За первое предположение говорит тот факт, что ВВП фактически воспроизвел «ментальную карту» среднего россиянина (случайно ли прозвучали слова о ментальной самооценке России?). Речь, понятное дело, идет о символической, воображаемой географии и ее значении для любого национального дискурса — и уж тем более для русского. На этой способности вообще основывается властная сила (харизма, если хотите) Путина как лидера страны. Я исхожу из того, что настоящий верховный правитель должен быть не только лидером, ставящим перед своим народом высокие цели и задачи, но еще и ретранслятором, отражающим то самое неуловимое никакими социологическими датчиками народное мнение, должен слышать глас народа, который с трудом поддается артикуляции, но который зачастую становится решающим фактором в жизни страны. Если голос верховного правителя резонирует с гласом народа, если отвечает на идущий из его национальных глубин вызов (например, реакция подавляющего большинства россиян на призыв «мочить в сортире», который привел страну к катарсису), то такой верховный правитель получает мандат доверия, который, конечно, не бессрочен и не безразмерен, но дает возможность призвать народ к свершениям, требующим нестандартных усилий.

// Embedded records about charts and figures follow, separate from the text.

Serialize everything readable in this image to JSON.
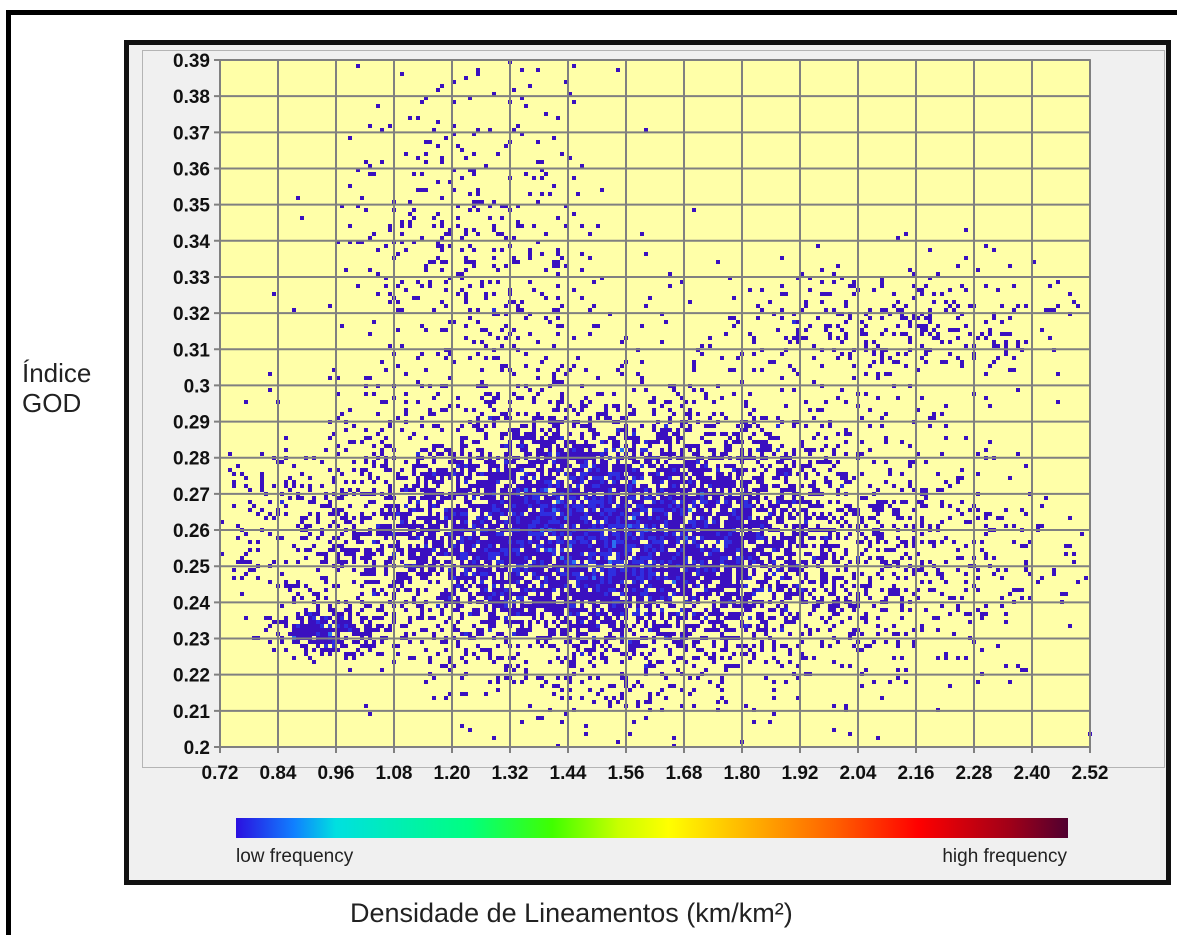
{
  "chart_data": {
    "type": "heatmap",
    "title": "",
    "xlabel": "Densidade de Lineamentos (km/km²)",
    "ylabel_lines": [
      "Índice",
      "GOD"
    ],
    "x_ticks": [
      "0.72",
      "0.84",
      "0.96",
      "1.08",
      "1.20",
      "1.32",
      "1.44",
      "1.56",
      "1.68",
      "1.80",
      "1.92",
      "2.04",
      "2.16",
      "2.28",
      "2.40",
      "2.52"
    ],
    "y_ticks": [
      "0.2",
      "0.21",
      "0.22",
      "0.23",
      "0.24",
      "0.25",
      "0.26",
      "0.27",
      "0.28",
      "0.29",
      "0.3",
      "0.31",
      "0.32",
      "0.33",
      "0.34",
      "0.35",
      "0.36",
      "0.37",
      "0.38",
      "0.39"
    ],
    "xlim": [
      0.72,
      2.52
    ],
    "ylim": [
      0.2,
      0.39
    ],
    "grid": true,
    "plot_background": "#ffffa8",
    "colorscale": [
      "#2b0fe0",
      "#00e0e0",
      "#40ff00",
      "#ffff00",
      "#ff6000",
      "#ff0000",
      "#500030"
    ],
    "legend": {
      "low": "low frequency",
      "high": "high frequency",
      "placement": "bottom"
    },
    "clusters": [
      {
        "x_center": 1.52,
        "y_center": 0.257,
        "x_spread": 0.22,
        "y_spread": 0.018,
        "weight": 0.55
      },
      {
        "x_center": 1.3,
        "y_center": 0.26,
        "x_spread": 0.3,
        "y_spread": 0.013,
        "weight": 0.2
      },
      {
        "x_center": 1.95,
        "y_center": 0.255,
        "x_spread": 0.25,
        "y_spread": 0.02,
        "weight": 0.12
      },
      {
        "x_center": 1.25,
        "y_center": 0.33,
        "x_spread": 0.15,
        "y_spread": 0.03,
        "weight": 0.06
      },
      {
        "x_center": 2.1,
        "y_center": 0.315,
        "x_spread": 0.2,
        "y_spread": 0.01,
        "weight": 0.04
      },
      {
        "x_center": 0.95,
        "y_center": 0.232,
        "x_spread": 0.06,
        "y_spread": 0.003,
        "weight": 0.03
      }
    ]
  }
}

Говоря о резонансе голоса верховного правителя и гласа народа, я имею в виду в особенности следующие слова Путина: «Как бы чего ни говорили: развал Советского Союза, независимые страны — все-таки ментально Россия более тысячи лет складывалась как многонациональное и многоконфессиональное государство. И все эти среднеазиатские республики, закавказские республики в сознании среднего российского гражданина, конечно, независимые, но это не чужие нам страны. Это люди нашей культуры, люди, которые в совершенстве либо очень хорошо владеют русским языком».
В этом высказывании сконцентрировано сразу несколько концептов, в том числе дискуссионных, поэтому особое значение приобретают детали, нюансы.

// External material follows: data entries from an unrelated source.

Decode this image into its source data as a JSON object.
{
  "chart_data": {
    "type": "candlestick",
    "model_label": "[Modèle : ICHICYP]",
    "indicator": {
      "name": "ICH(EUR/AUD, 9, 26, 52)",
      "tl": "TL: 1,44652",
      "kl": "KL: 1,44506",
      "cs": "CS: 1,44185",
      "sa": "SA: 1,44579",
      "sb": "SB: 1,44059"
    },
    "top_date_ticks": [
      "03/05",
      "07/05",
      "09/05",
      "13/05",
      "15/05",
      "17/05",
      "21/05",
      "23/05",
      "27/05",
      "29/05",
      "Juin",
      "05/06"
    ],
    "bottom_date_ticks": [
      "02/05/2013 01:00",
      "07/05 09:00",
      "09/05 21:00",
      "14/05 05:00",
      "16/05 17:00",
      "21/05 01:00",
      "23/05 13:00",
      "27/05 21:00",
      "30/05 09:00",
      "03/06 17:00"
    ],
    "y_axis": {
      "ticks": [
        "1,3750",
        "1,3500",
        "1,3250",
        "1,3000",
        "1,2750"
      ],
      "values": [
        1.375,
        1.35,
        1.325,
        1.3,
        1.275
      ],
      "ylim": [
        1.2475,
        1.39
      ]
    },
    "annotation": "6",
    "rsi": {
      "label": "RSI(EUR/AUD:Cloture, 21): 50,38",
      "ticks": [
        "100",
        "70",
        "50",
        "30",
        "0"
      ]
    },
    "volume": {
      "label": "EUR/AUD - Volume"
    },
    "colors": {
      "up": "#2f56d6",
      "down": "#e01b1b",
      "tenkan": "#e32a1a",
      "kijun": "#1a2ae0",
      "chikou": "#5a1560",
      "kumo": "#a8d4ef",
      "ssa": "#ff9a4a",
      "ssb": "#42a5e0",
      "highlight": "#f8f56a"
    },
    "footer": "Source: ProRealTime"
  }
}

Деталь 1. В первой фразе так и звучит подтекст: «Ну и что с того, что Советский Союз развалился? Государству Российскому не впервой разваливаться, а потом собираться вновь». Путин вроде как подразумевает некий инвариантный контур («ментальную карту») России, который складывался почти тысячу лет и который многонационален и многоконфессионален. На самом деле первые почти пятьсот лет в истории России шло собирание и слияние великорусских племен, а также соседних, которые не были государственно оформлены. Об этом племенном котле нет смысла говорить как о многонациональном и уж тем более многоконфессиональном (все они были либо еще язычники, либо уже христиане, причем православные) государстве. Многонациональной и многоконфессиональной Россия стала в тот момент, когда Иван Грозный присоединил к Московскому царству другое (и в национальном, и в конфессиональном отношении) государство — Казанское ханство. И с этого же времени, по мнению большинства исследователей, Россия становится — по существу, а не по самоназванию — империей. Так что «ментальная карта», которая предносится внутреннему взору Путина и отражает такую же у среднего россиянина, является картой совсем не Российской Федерации, а именно Российской империи.